Extreme-scale Scientific Data Stores

Experiments at the frontiers of particle physics are beginning to build scientific data stores at scales of hundreds of petabytes, and Argonne is at the forefront, providing leadership in design and development of the underlying input/output (I/O), data persistence, and metadata infrastructure necessary to support science at such data scales.

Image credit:  CERN, 2001
The European Organization for Nuclear Research, or CERN's, Large Hadron Collider, near Geneva and Lac Leman. In the foreground, the red ring indicates the location of the tunnel, which is 100 meters (328 feet) below ground. The ATLAS site is at the 2 o'clock position. The French Alps with Mont Blanc can be seen in the background. (Image credit: CERN 2001)

The Large Hadron Collider (LHC) is arguably the largest scientific instrument in the world, colliding high-energy proton beams at nearly the speed of light in a ring that is 27 kilometers [16.8 miles] in circumference and 100 meters [328 feet] underground and located just outside of Geneva, Switzerland. By recreating on a small scale conditions near those of the Big Bang, the LHC is designed to illuminate some of the most important and intriguing questions in contemporary physics, including the origin of mass; physics beyond the Standard Model; the makeup of the early universe; supersymmetry and the nature of dark matter and dark energy; and the possibility of extra, "hidden" dimensions beyond those encountered in everyday experience.

ATLAS is one of two general-purpose detectors built to address this ambitious research agenda. The ATLAS detector is, in fact, a collection of almost 100 heterogeneous detectors organized into half a dozen subsystems. Together, they are the size of a five-storey building and reflect a variety of designs and purposes, including tracking, particle identification, calorimetry, muon spectrometry, luminosity measurement, and more. More than 3,000 PhD physicists from 174 universities and research institutes in 38 countries around the globe are members of the ATLAS collaboration.

Image credit:  ATLAS Experiment ©2012 CERN

Installing the ATLAS calorimeter. The eight toroidal magnets can be seen with the calorimeter before it is moved into the middle of the detector. This calorimeter will measure the energies of particles produced when protons collide in the center of the detector. (Image credit: ATLAS Experiment ©2012 CERN)
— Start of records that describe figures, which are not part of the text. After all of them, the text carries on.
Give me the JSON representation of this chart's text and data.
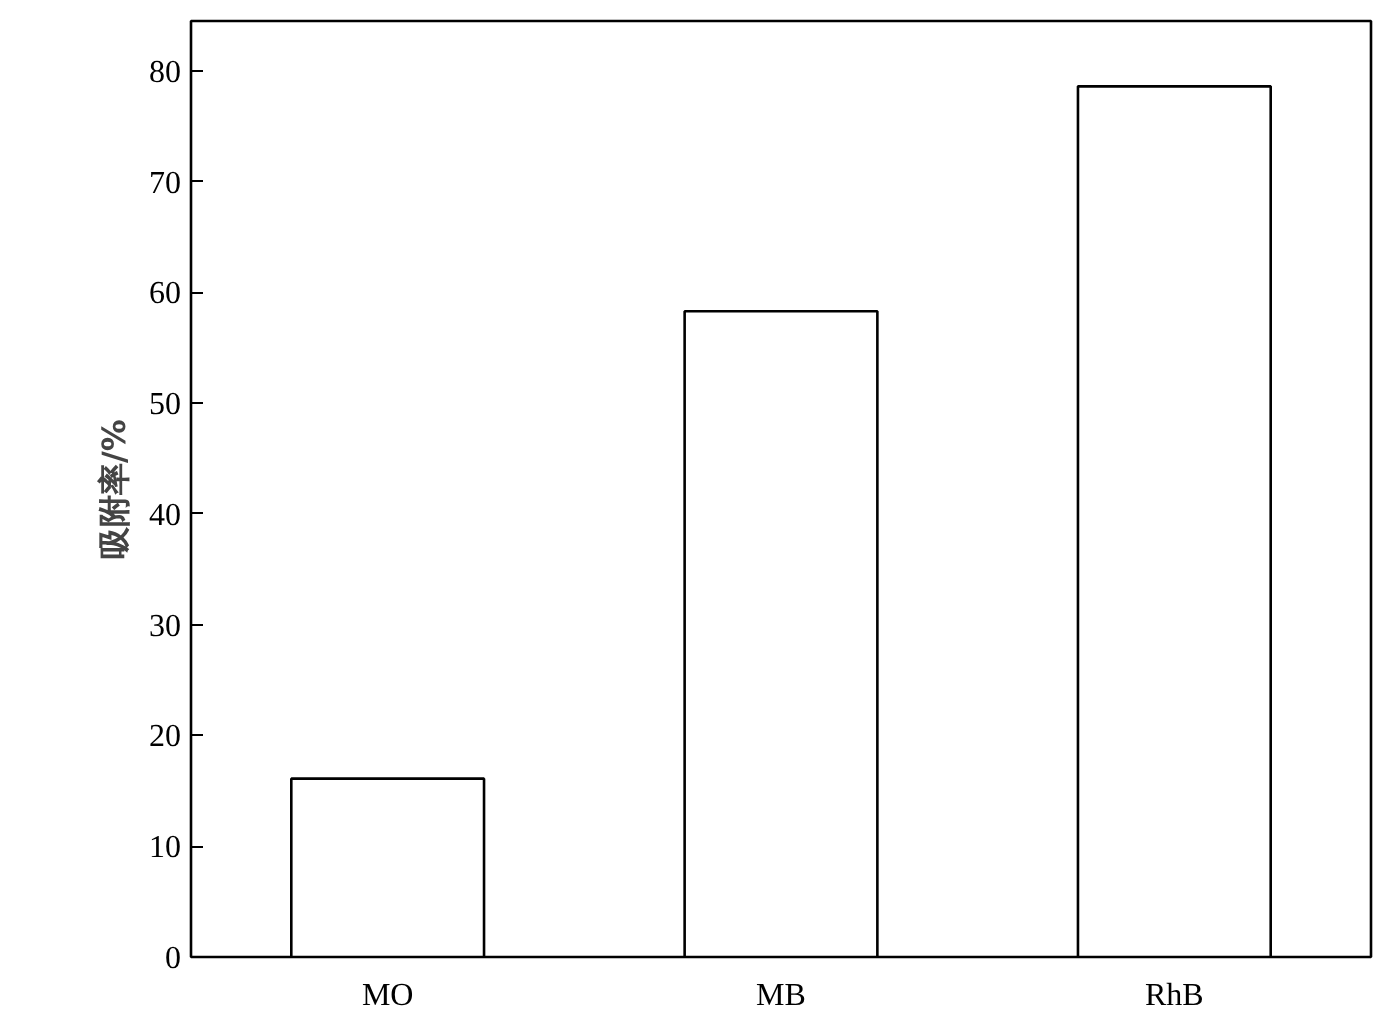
{
  "chart_data": {
    "type": "bar",
    "ylabel": "吸附率/%",
    "categories": [
      "MO",
      "MB",
      "RhB"
    ],
    "values": [
      16.1,
      58.3,
      78.6
    ],
    "color": "#ffffff",
    "ylim": [
      0,
      84.5
    ],
    "yticks": [
      0,
      10,
      20,
      30,
      40,
      50,
      60,
      70,
      80
    ],
    "grid": false
  }
}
For more than a decade Argonne has held coordination responsibility within the international collaboration for the globally distributed, 100-petabyte ATLAS data store, I/O framework, and metadata infrastructure that supports this endeavor. Argonne leads an international team of developers responsible for the design and delivery of software to ensure that ATLAS physicists can efficiently and robustly identify, select, navigate to, and access data of interest in a distributed store at such scales, and can also understand their data's provenance. Because the LHC will run for decades, Argonne researching are working to ensure that the ATLAS collaboration has the flexibility to evolve its data model and infrastructure while maintaining backward compatibility, and they are also adapting ATLAS software to take advantage of emerging software and hardware technologies, including new chip designs and increasingly multicore processors, which are all important aspects of this ongoing work.